Using Artificial Intelligence Tools as Second Reviewers for Data Extraction in Systematic Reviews: A Performance Comparison of Two AI Tools Against Human Reviewers
View abstract on PubMed
Summary
This summary is machine-generated.Large language models (LLMs) and artificial intelligence (AI) tools show high performance in systematic review data extraction. AI-assisted extraction can replace a second human reviewer, improving efficiency.
Area Of Science
- Medical Informatics
- Artificial Intelligence in Healthcare
- Evidence Synthesis
Background
- Systematic reviews are crucial for evidence-based medicine but are resource-intensive.
- Automating data extraction using AI and LLMs offers a potential solution to reduce time and cost.
- No comprehensive workflow has been validated for AI in diverse systematic review types.
Purpose Of The Study
- To assess the efficacy of Elicit and ChatGPT in extracting data from journal articles.
- To evaluate AI tools as a substitute for one human data extractor in systematic reviews.
Main Methods
- Compared human-extracted data from 30 articles across three systematic reviews with AI-extracted data.
- Elicit and ChatGPT extracted population characteristics, study design, and review-specific variables.
- Calculated performance metrics (precision, recall, F1-score) against human double-extraction as the gold standard, followed by error analysis.
Main Results
- Elicit achieved 92% precision, recall, and F1-score; ChatGPT achieved 91%, 89%, and 90%, respectively.

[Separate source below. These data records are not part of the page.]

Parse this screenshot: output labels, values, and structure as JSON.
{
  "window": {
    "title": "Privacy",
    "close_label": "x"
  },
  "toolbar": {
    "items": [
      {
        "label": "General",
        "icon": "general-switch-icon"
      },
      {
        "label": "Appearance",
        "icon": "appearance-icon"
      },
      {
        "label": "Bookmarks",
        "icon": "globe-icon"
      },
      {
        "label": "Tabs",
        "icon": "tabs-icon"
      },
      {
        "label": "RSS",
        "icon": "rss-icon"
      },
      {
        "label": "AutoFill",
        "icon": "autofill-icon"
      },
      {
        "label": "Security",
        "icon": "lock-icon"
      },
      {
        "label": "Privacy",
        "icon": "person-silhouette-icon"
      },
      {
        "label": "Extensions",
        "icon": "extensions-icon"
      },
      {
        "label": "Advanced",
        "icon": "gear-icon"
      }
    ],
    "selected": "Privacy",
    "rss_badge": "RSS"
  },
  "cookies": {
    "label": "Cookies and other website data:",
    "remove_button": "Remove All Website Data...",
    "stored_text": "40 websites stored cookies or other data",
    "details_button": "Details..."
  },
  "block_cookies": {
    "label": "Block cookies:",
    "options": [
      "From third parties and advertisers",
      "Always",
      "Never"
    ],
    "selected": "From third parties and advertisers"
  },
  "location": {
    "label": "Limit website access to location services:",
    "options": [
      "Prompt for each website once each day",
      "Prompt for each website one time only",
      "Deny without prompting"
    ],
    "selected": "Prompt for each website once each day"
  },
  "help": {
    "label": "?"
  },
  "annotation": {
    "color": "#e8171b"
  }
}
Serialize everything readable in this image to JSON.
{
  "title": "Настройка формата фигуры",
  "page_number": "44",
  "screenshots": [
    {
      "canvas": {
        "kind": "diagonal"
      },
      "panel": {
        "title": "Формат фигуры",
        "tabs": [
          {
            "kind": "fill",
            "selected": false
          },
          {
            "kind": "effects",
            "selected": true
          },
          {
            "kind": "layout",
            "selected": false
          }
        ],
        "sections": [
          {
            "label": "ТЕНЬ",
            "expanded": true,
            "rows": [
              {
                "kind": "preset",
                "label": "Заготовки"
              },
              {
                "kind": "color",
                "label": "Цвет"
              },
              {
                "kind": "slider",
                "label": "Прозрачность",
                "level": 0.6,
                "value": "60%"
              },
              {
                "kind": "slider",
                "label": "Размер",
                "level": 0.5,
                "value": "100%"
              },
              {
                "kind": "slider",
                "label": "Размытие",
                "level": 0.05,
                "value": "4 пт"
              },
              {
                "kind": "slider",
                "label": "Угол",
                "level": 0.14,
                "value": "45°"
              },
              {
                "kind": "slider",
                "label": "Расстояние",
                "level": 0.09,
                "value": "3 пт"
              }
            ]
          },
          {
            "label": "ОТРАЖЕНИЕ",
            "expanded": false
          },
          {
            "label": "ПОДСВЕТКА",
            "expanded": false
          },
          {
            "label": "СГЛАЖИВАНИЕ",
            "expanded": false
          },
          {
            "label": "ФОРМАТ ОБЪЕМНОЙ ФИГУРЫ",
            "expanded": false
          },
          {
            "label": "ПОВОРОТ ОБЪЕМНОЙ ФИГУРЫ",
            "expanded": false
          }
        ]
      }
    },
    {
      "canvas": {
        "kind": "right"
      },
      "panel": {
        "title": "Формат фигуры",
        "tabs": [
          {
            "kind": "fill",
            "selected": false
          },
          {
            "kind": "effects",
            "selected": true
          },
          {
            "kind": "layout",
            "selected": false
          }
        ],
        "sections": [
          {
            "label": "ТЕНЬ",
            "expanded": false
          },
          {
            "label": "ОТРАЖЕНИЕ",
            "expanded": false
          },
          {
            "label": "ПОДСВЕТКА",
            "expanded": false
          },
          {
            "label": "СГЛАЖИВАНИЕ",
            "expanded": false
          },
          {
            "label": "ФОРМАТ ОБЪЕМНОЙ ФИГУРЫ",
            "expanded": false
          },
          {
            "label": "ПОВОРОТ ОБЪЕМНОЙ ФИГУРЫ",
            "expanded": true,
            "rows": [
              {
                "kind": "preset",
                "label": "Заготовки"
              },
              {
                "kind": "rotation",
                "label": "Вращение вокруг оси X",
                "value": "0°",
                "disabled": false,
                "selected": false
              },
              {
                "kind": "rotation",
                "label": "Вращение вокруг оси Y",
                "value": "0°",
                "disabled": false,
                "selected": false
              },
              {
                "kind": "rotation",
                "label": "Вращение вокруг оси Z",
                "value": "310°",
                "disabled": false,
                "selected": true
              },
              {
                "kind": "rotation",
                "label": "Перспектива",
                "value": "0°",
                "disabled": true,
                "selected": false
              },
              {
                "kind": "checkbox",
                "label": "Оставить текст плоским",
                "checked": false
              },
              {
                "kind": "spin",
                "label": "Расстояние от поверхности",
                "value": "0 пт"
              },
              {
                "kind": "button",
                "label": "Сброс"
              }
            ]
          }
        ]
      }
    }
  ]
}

- AI recall was high for study design (Elicit: 100%, ChatGPT: 90%) and population characteristics (Elicit: 100%, ChatGPT: 97%).
- Elicit and ChatGPT showed similar performance, with minor confabulations (4% of data points).
Conclusions
- AI tools demonstrate comparable performance to human reviewers for data extraction, especially for standardized variables.
- An AI-assisted extraction workflow, replacing the second human extractor, is proposed.
- Human reviewers can focus on reconciling AI-human discrepancies, optimizing the systematic review process.